I could start a thought, go to sleep, and then pick up where I left off the next morning. If it was all too much I could leave it all alone for a couple of days, and when I felt ready have it right there where I left it. The closet of my half-hour walk to work had expanded into a warehouse big enough to hold as mind-splittingly large a question as: "Who do I want to be?".
A thought that took "4 days to think", was now a thought that I was capable of having. Now that I had space.
Without space, I lack the time, focus, and tools with which to follow a web of thoughts and feelings from A to B through Z. I can't step back and see how it hangs together in its entirety, nor how it should actually impact my choices. I end up with a closet of dreams going stale to chance upon occasionally and fret about until distracted.
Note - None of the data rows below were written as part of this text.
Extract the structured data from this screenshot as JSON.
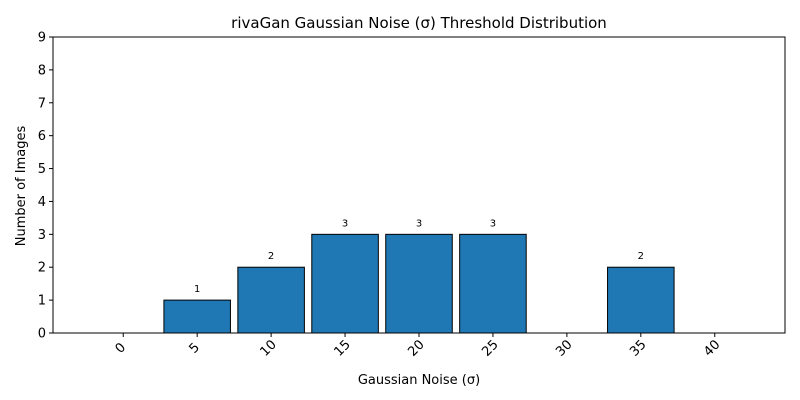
{
  "chart_data": {
    "type": "bar",
    "title": "rivaGan Gaussian Noise (σ) Threshold Distribution",
    "xlabel": "Gaussian Noise (σ)",
    "ylabel": "Number of Images",
    "categories": [
      "0",
      "5",
      "10",
      "15",
      "20",
      "25",
      "30",
      "35",
      "40"
    ],
    "values": [
      0,
      1,
      2,
      3,
      3,
      3,
      0,
      2,
      0
    ],
    "data_labels": [
      "",
      "1",
      "2",
      "3",
      "3",
      "3",
      "",
      "2",
      ""
    ],
    "yticks": [
      "0",
      "1",
      "2",
      "3",
      "4",
      "5",
      "6",
      "7",
      "8",
      "9"
    ],
    "ylim": [
      0,
      9
    ],
    "x_tick_rotation_deg": 45,
    "grid": false,
    "bar_color": "#1f77b4",
    "bar_edge_color": "#000000"
  }
}
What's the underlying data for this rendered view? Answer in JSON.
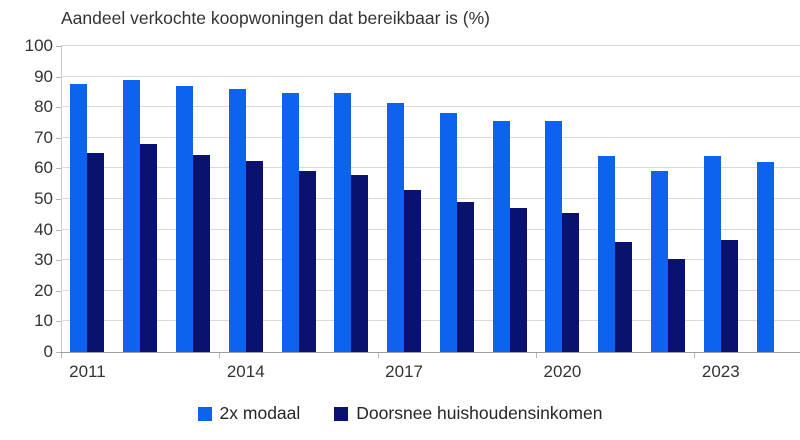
{
  "title": "Aandeel verkochte koopwoningen dat bereikbaar is (%)",
  "colors": {
    "series_light_blue": "#0e63ee",
    "series_dark_navy": "#0a1270",
    "gridline": "#d9d9d9",
    "axis_line": "#9e9e9e",
    "text": "#333333"
  },
  "chart_data": {
    "type": "bar",
    "title": "Aandeel verkochte koopwoningen dat bereikbaar is (%)",
    "categories": [
      "2011",
      "2012",
      "2013",
      "2014",
      "2015",
      "2016",
      "2017",
      "2018",
      "2019",
      "2020",
      "2021",
      "2022",
      "2023",
      "2024"
    ],
    "series": [
      {
        "name": "2x modaal",
        "color": "#0e63ee",
        "values": [
          87.5,
          89,
          87,
          86,
          84.5,
          84.5,
          81.5,
          78,
          75.5,
          75.5,
          64,
          59,
          64,
          62
        ]
      },
      {
        "name": "Doorsnee huishoudensinkomen",
        "color": "#0a1270",
        "values": [
          65,
          68,
          64.5,
          62.5,
          59,
          58,
          53,
          49,
          47,
          45.5,
          36,
          30.5,
          36.5,
          null
        ]
      }
    ],
    "xlabel": "",
    "ylabel": "",
    "ylim": [
      0,
      100
    ],
    "ytick_step": 10,
    "ytick_labels": [
      "0",
      "10",
      "20",
      "30",
      "40",
      "50",
      "60",
      "70",
      "80",
      "90",
      "100"
    ],
    "xtick_labels": [
      "2011",
      "2014",
      "2017",
      "2020",
      "2023"
    ],
    "xtick_group_indices": [
      0,
      3,
      6,
      9,
      12
    ],
    "grid": true,
    "legend_position": "bottom"
  }
}
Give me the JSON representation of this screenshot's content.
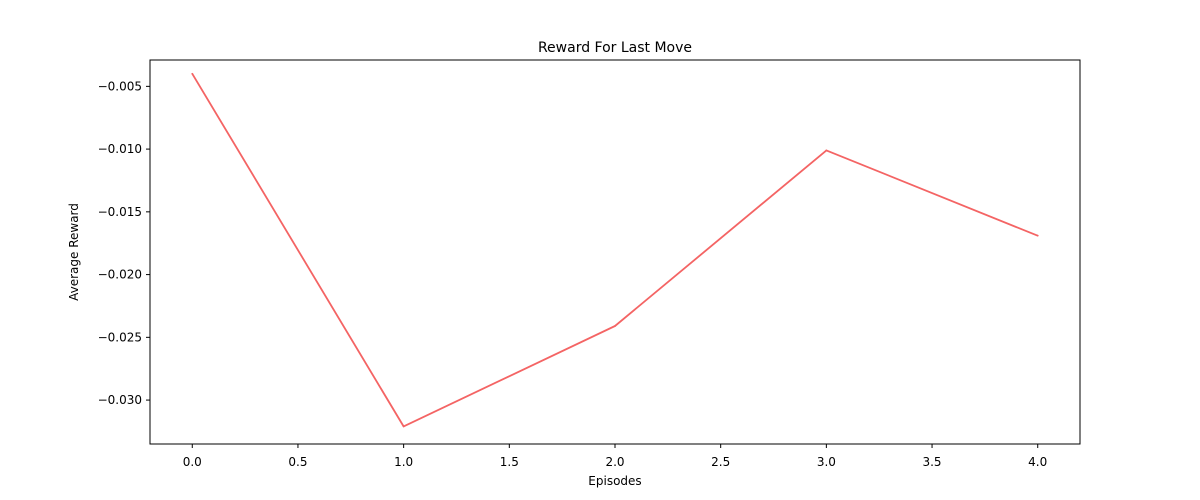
{
  "chart_data": {
    "type": "line",
    "title": "Reward For Last Move",
    "xlabel": "Episodes",
    "ylabel": "Average Reward",
    "x": [
      0.0,
      1.0,
      2.0,
      3.0,
      4.0
    ],
    "series": [
      {
        "values": [
          -0.004,
          -0.0321,
          -0.0241,
          -0.0101,
          -0.0169
        ],
        "color": "#f46464"
      }
    ],
    "xlim": [
      -0.2,
      4.2
    ],
    "ylim": [
      -0.0335,
      -0.0029
    ],
    "xticks": [
      0.0,
      0.5,
      1.0,
      1.5,
      2.0,
      2.5,
      3.0,
      3.5,
      4.0
    ],
    "xtick_labels": [
      "0.0",
      "0.5",
      "1.0",
      "1.5",
      "2.0",
      "2.5",
      "3.0",
      "3.5",
      "4.0"
    ],
    "yticks": [
      -0.005,
      -0.01,
      -0.015,
      -0.02,
      -0.025,
      -0.03
    ],
    "ytick_labels": [
      "−0.005",
      "−0.010",
      "−0.015",
      "−0.020",
      "−0.025",
      "−0.030"
    ],
    "grid": false,
    "legend": false
  }
}
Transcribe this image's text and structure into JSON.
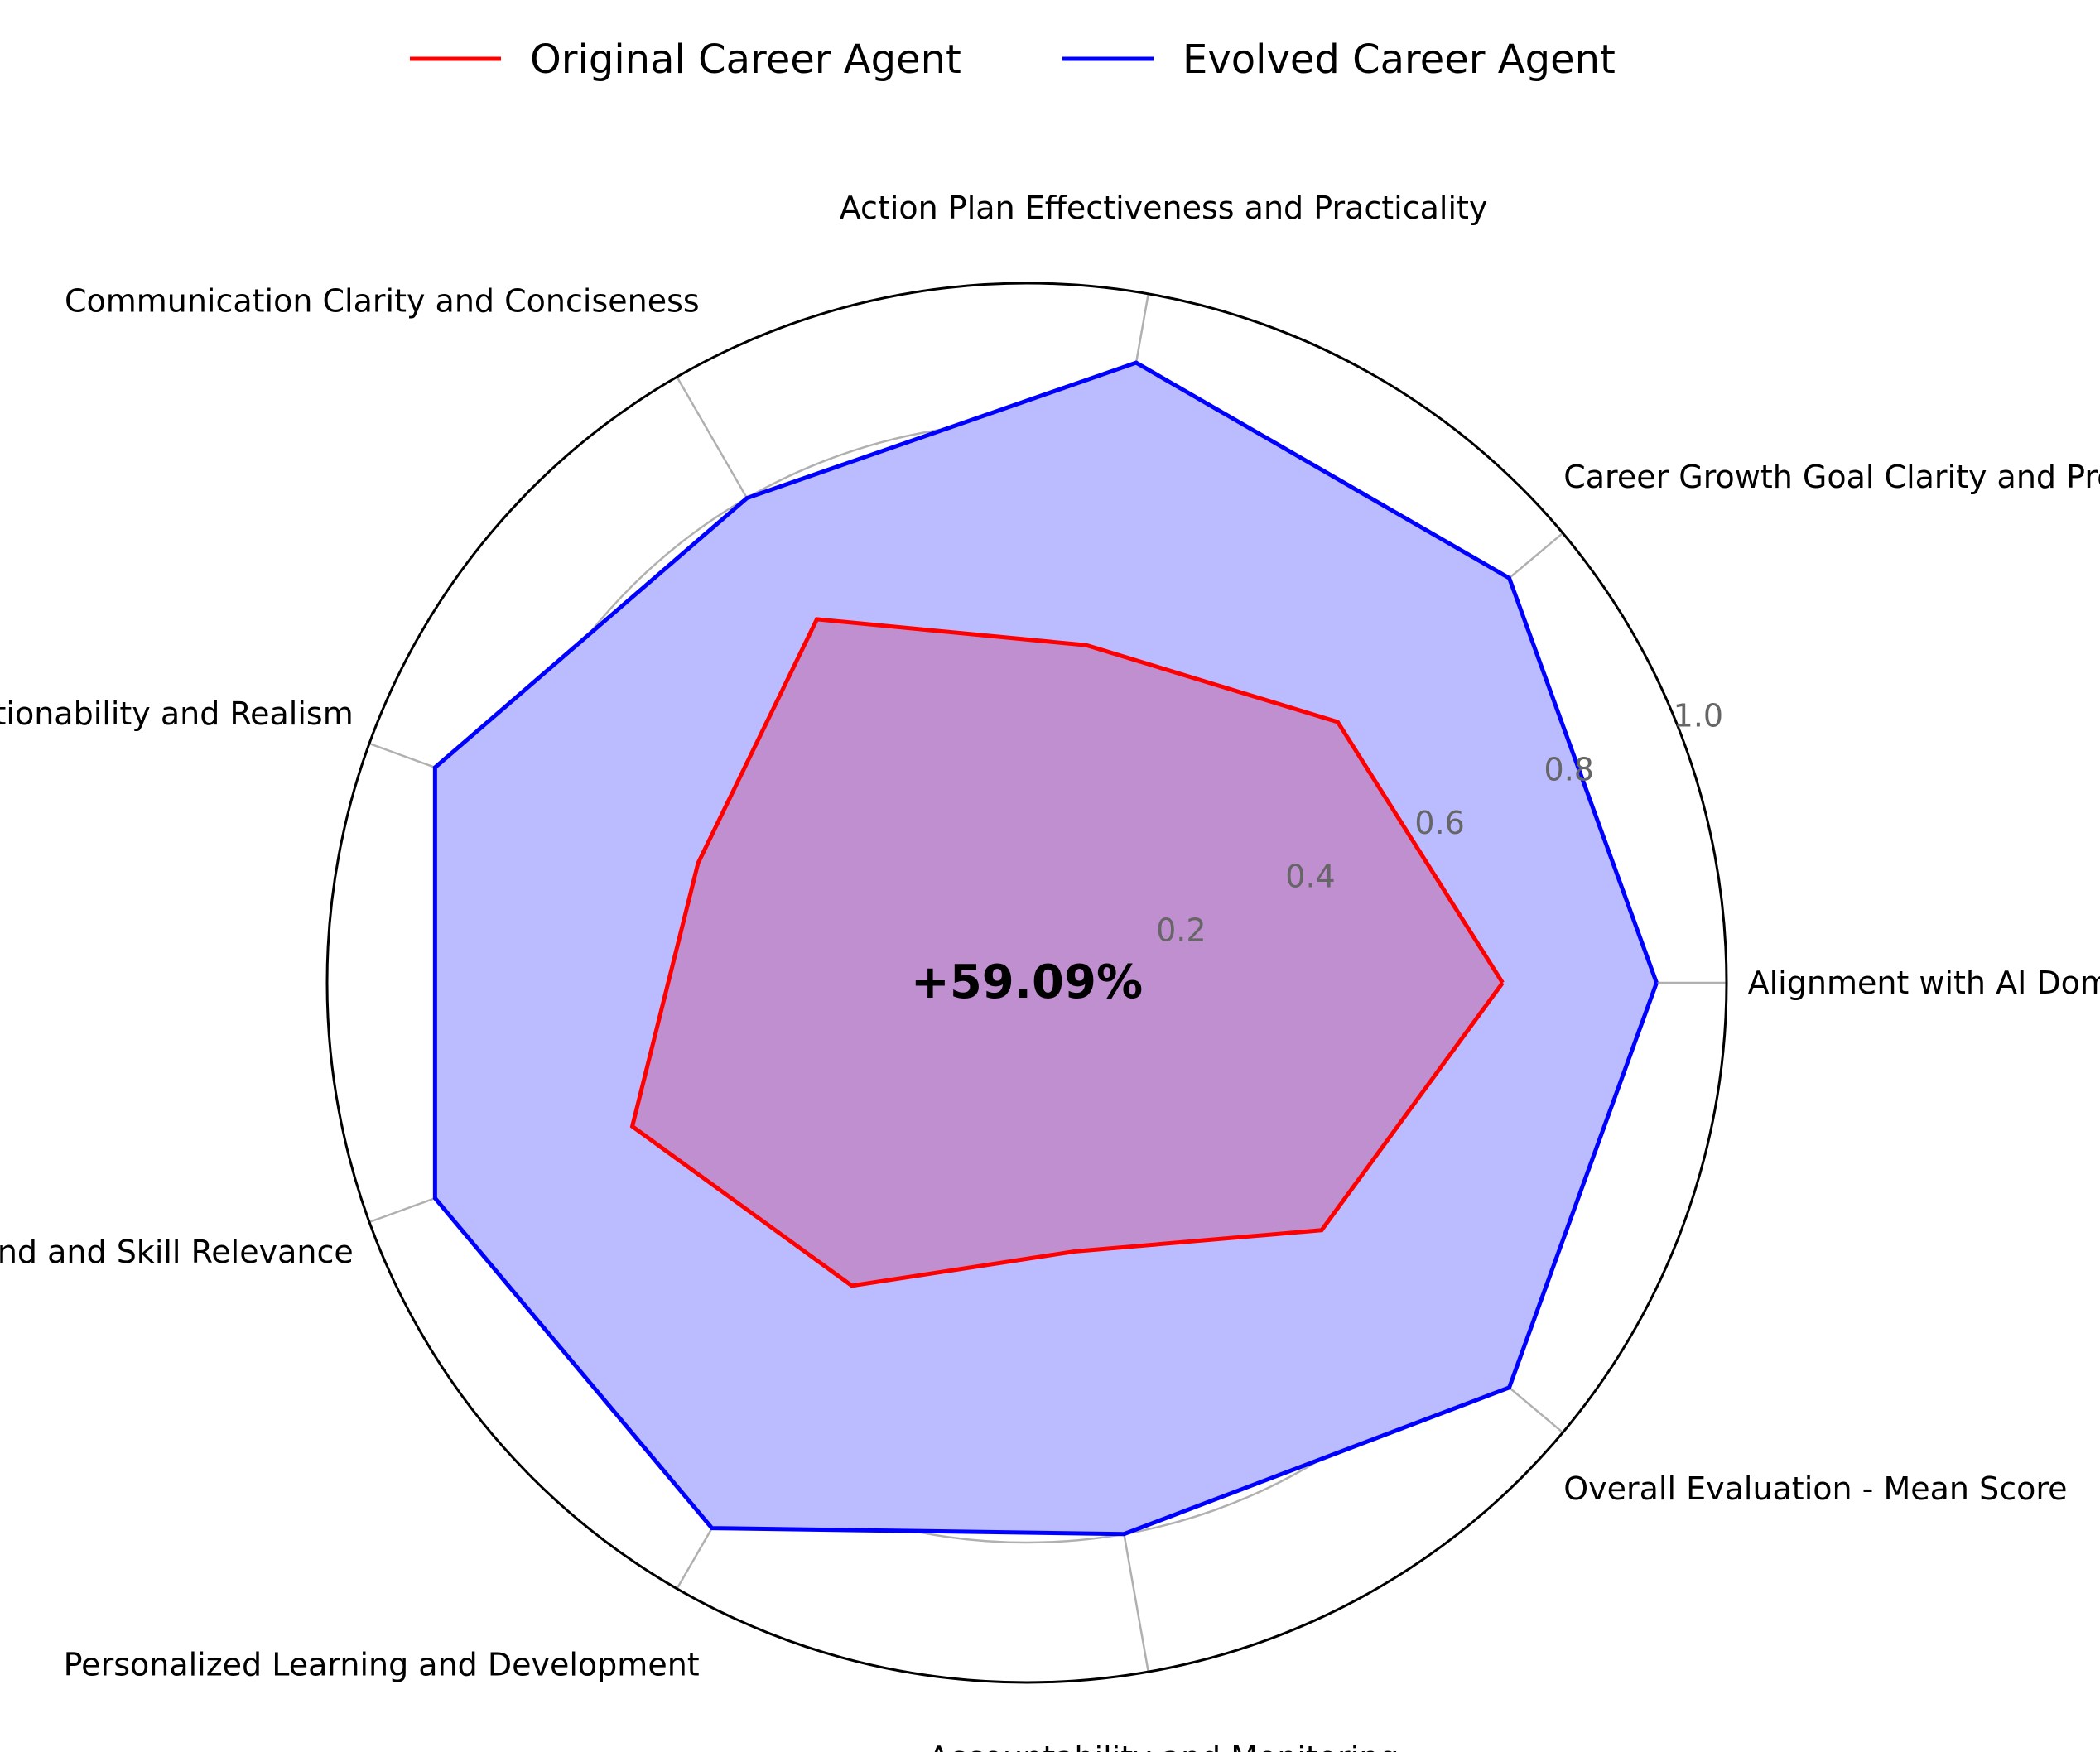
{
  "chart_data": {
    "type": "radar",
    "categories": [
      "Alignment with AI Domain Expertise",
      "Career Growth Goal Clarity and Precision",
      "Action Plan Effectiveness and Practicality",
      "Communication Clarity and Conciseness",
      "Actionability and Realism",
      "Industry Trend and Skill Relevance",
      "Personalized Learning and Development",
      "Accountability and Monitoring",
      "Overall Evaluation - Mean Score"
    ],
    "series": [
      {
        "name": "Original Career Agent",
        "color": "#ff0000",
        "values": [
          0.68,
          0.58,
          0.49,
          0.6,
          0.5,
          0.6,
          0.5,
          0.39,
          0.55
        ]
      },
      {
        "name": "Evolved Career Agent",
        "color": "#0000ff",
        "fill": "#bbbbff",
        "values": [
          0.9,
          0.9,
          0.9,
          0.8,
          0.9,
          0.9,
          0.9,
          0.8,
          0.9
        ]
      }
    ],
    "rlim": [
      0,
      1.0
    ],
    "r_ticks": [
      "0.2",
      "0.4",
      "0.6",
      "0.8",
      "1.0"
    ],
    "grid": true,
    "legend_position": "top-center",
    "annotation": "+59.09%"
  }
}
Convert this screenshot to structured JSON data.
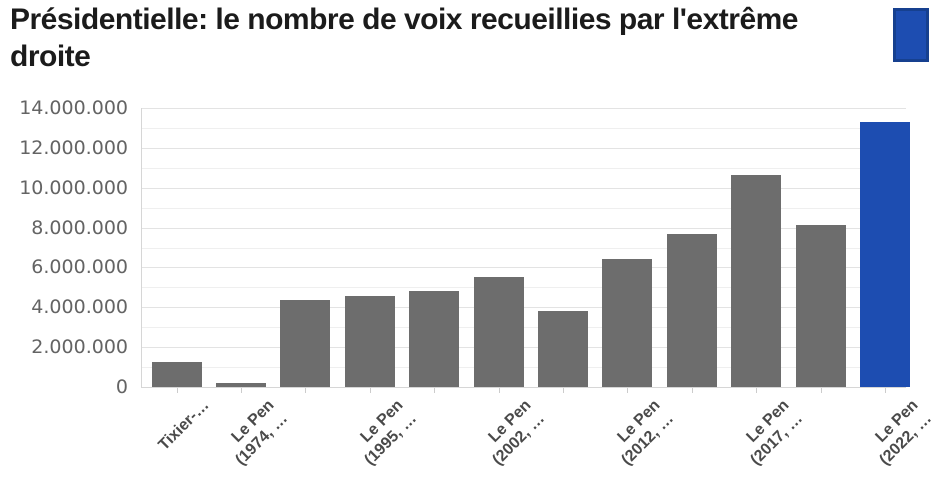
{
  "header": {
    "title": "Présidentielle: le nombre de voix recueillies par l'extrême droite"
  },
  "colors": {
    "title_text": "#1b1b1b",
    "bar": "#6d6d6d",
    "highlight": "#1d4db1",
    "badge_fill": "#1d4db1",
    "badge_border": "#16408f",
    "grid_minor": "#efefef",
    "grid_major": "#e3e3e3",
    "axis_line": "#d6d6d6",
    "axis_text": "#646464",
    "category_text": "#4a4a4a"
  },
  "chart_data": {
    "type": "bar",
    "title": "Présidentielle: le nombre de voix recueillies par l'extrême droite",
    "categories": [
      "Tixier-…",
      "Le Pen\n(1974, …",
      "",
      "Le Pen\n(1995, …",
      "",
      "Le Pen\n(2002, …",
      "",
      "Le Pen\n(2012, …",
      "",
      "Le Pen\n(2017, …",
      "",
      "Le Pen\n(2022, …"
    ],
    "values": [
      1260208,
      190921,
      4376742,
      4570838,
      4804713,
      5525032,
      3834530,
      6421426,
      7678491,
      10638475,
      8133828,
      13288686
    ],
    "highlight_index": 11,
    "xlabel": "",
    "ylabel": "",
    "ylim": [
      0,
      14000000
    ],
    "ytick_interval": 2000000,
    "minor_grid_interval": 1000000,
    "ytick_labels": [
      "0",
      "2.000.000",
      "4.000.000",
      "6.000.000",
      "8.000.000",
      "10.000.000",
      "12.000.000",
      "14.000.000"
    ],
    "grid": true,
    "legend": false
  }
}
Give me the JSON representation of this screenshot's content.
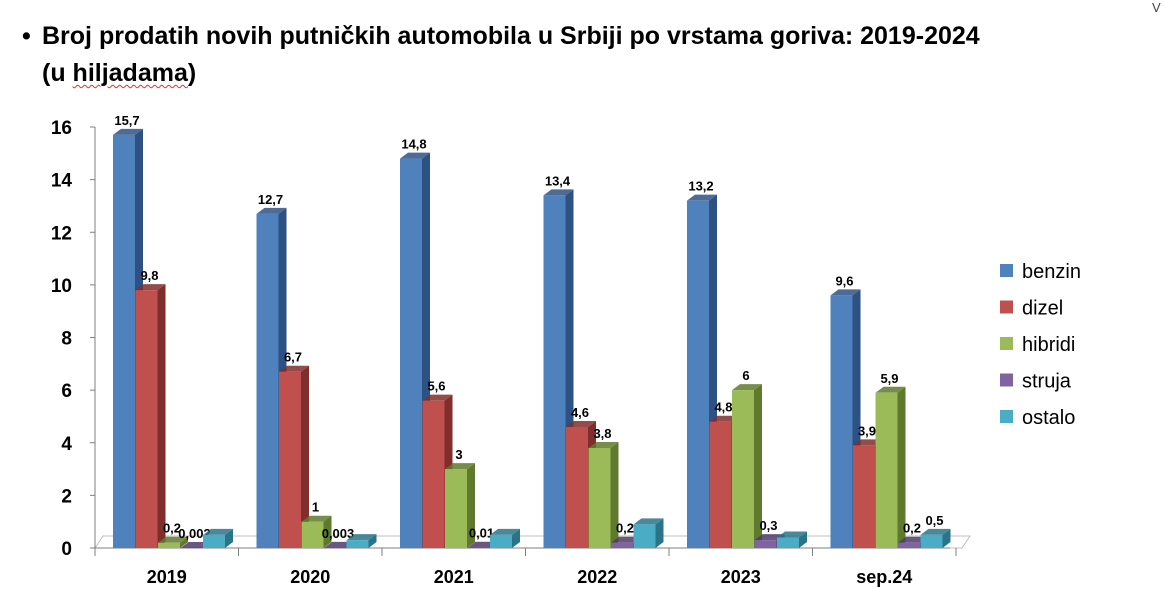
{
  "title": {
    "bullet": "•",
    "line1": "Broj prodatih novih putničkih automobila u Srbiji po vrstama goriva:  2019-2024",
    "line2_open": "(u ",
    "line2_word": "hiljadama",
    "line2_close": ")"
  },
  "corner_mark": "V",
  "chart_data": {
    "type": "bar",
    "title": "Broj prodatih novih putničkih automobila u Srbiji po vrstama goriva: 2019-2024 (u hiljadama)",
    "xlabel": "",
    "ylabel": "",
    "ylim": [
      0,
      16
    ],
    "yticks": [
      "0",
      "2",
      "4",
      "6",
      "8",
      "10",
      "12",
      "14",
      "16"
    ],
    "categories": [
      "2019",
      "2020",
      "2021",
      "2022",
      "2023",
      "sep.24"
    ],
    "legend_position": "right",
    "grid": false,
    "series": [
      {
        "name": "benzin",
        "color": "#4F81BD",
        "dark": "#2E5183",
        "values": [
          15.7,
          12.7,
          14.8,
          13.4,
          13.2,
          9.6
        ],
        "labels": [
          "15,7",
          "12,7",
          "14,8",
          "13,4",
          "13,2",
          "9,6"
        ]
      },
      {
        "name": "dizel",
        "color": "#C0504D",
        "dark": "#7F2E2C",
        "values": [
          9.8,
          6.7,
          5.6,
          4.6,
          4.8,
          3.9
        ],
        "labels": [
          "9,8",
          "6,7",
          "5,6",
          "4,6",
          "4,8",
          "3,9"
        ]
      },
      {
        "name": "hibridi",
        "color": "#9BBB59",
        "dark": "#5F7A2C",
        "values": [
          0.2,
          1,
          3,
          3.8,
          6,
          5.9
        ],
        "labels": [
          "0,2",
          "1",
          "3",
          "3,8",
          "6",
          "5,9"
        ]
      },
      {
        "name": "struja",
        "color": "#8064A2",
        "dark": "#4E3B68",
        "values": [
          0.002,
          0.003,
          0.01,
          0.2,
          0.3,
          0.2
        ],
        "labels": [
          "0,002",
          "0,003",
          "0,01",
          "0,2",
          "0,3",
          "0,2"
        ]
      },
      {
        "name": "ostalo",
        "color": "#4BACC6",
        "dark": "#2A7488",
        "values": [
          0.5,
          0.3,
          0.5,
          0.9,
          0.4,
          0.5
        ],
        "labels": [
          "",
          "",
          "",
          "",
          "",
          "0,5"
        ]
      }
    ]
  }
}
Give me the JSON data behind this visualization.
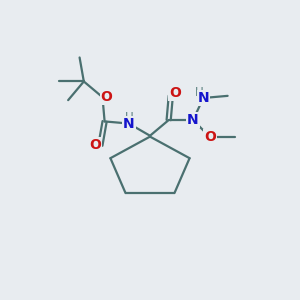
{
  "background_color": "#e8ecf0",
  "bond_color": "#4a7070",
  "N_color": "#1414cc",
  "O_color": "#cc1414",
  "H_color": "#5a8080",
  "figsize": [
    3.0,
    3.0
  ],
  "dpi": 100,
  "bond_lw": 1.6,
  "fs_heavy": 10,
  "fs_small": 8.5,
  "xlim": [
    0.0,
    1.0
  ],
  "ylim": [
    0.15,
    0.85
  ]
}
Space allows the hints we encounter on the puzzle of life, the chance to actually impact who we are, and what we do with our limited time.
For myself, realising the extent to which I needed this in my life turned out to require a lot of space. This creates a pernicious dynamic, wherein a lack of space eats space.
Whenever I tell someone I took a month away just to stop and think, they respond:
"Wow! Yes! That sounds amazing, I really need to do something like that."
and I say "Well then, why don't you?"
to which they reply... "I'm too busy".
Even if taking a month to think is the most important thing one could be doing, it never happens if you're too busy to realise, schedule the time, and then protect that time from all intrusion. I saw I could have spent years trying to find space in the margins of life to stop and think on what mattered, unable to have the 4-day thoughts required to realise just how badly I needed space in which to have 4-day thoughts.
However, the good news is that the inverse is also true. Space begets space.
With space to think I could see just how valuable that was, and take the opportunity to make the structural life choices needed to ensure I didn't lose it. I could design for myself an ongoing concentric rhythm of space, setting aside 20 minutes each morning, a week every month or two (I call this Space Camp), and a month every couple of years. Guaranteed time, scheduled in advance to stop sprinting for a moment, step back, and assess how things are progressing.
A quick word of warning, if you plan on taking a dose of space you may experience some if not all of the following side effects:
Thrashing is when a computer is so overwhelmed, the overhead to manage the overwhelm becomes an increasing part of the problem, leading to a feedback loop of task switching and stalled progress. This can happen when I take space, and let everything I've not been thinking about out of the hard basket at once.
An interesting idea can be akin to finding a light. It's illuminating, it's warm, and there's a sense it leads somewhere interesting. Flickering is what happens when you follow a set of bright ideas (perhaps even around the world) and the light just all of a sudden goes out. This can feel profoundly disorientating, to have a strong sense of purpose and meaning lead you into the woods and then just vanish.
Entrepreneurial dissonance is the delta between how I predicted pursuing a vision would feel, and the reality of it. This can happen when I take steps on a project and experience Thrashing or Flickering, but can also be a product of practical setbacks, disagreement in teams, or realising I had an incomplete idea of what executing the vision would involve.
If you've taken space (or undertaken any project with uncertainty really) and feel this way, know that it's normal. It doesn't mean you're not cut out for it, or you're on the wrong track. All it just means you're exploring the unknown, and this is good news! For the unknown is where the treasure tends to be.
Inevitably after writing everything down and getting a good night's sleep or five; the lights come back on, the thrashing settles down, and ways forward begin suggesting themselves.
So, to sum.
Once I gave myself space to think, all I could think about for days on end was oh man... having space to think is really fucking important.
I saw a lack of space eats space, and while I had it, I had to figure out how to ensure I didn't lose it. It is for this reason that every morning I perform a peculiar ritual.
I place a leaf between my lips, sit at my desk, and read "mnestic.txt" a word at a time with as great a care as I can manage.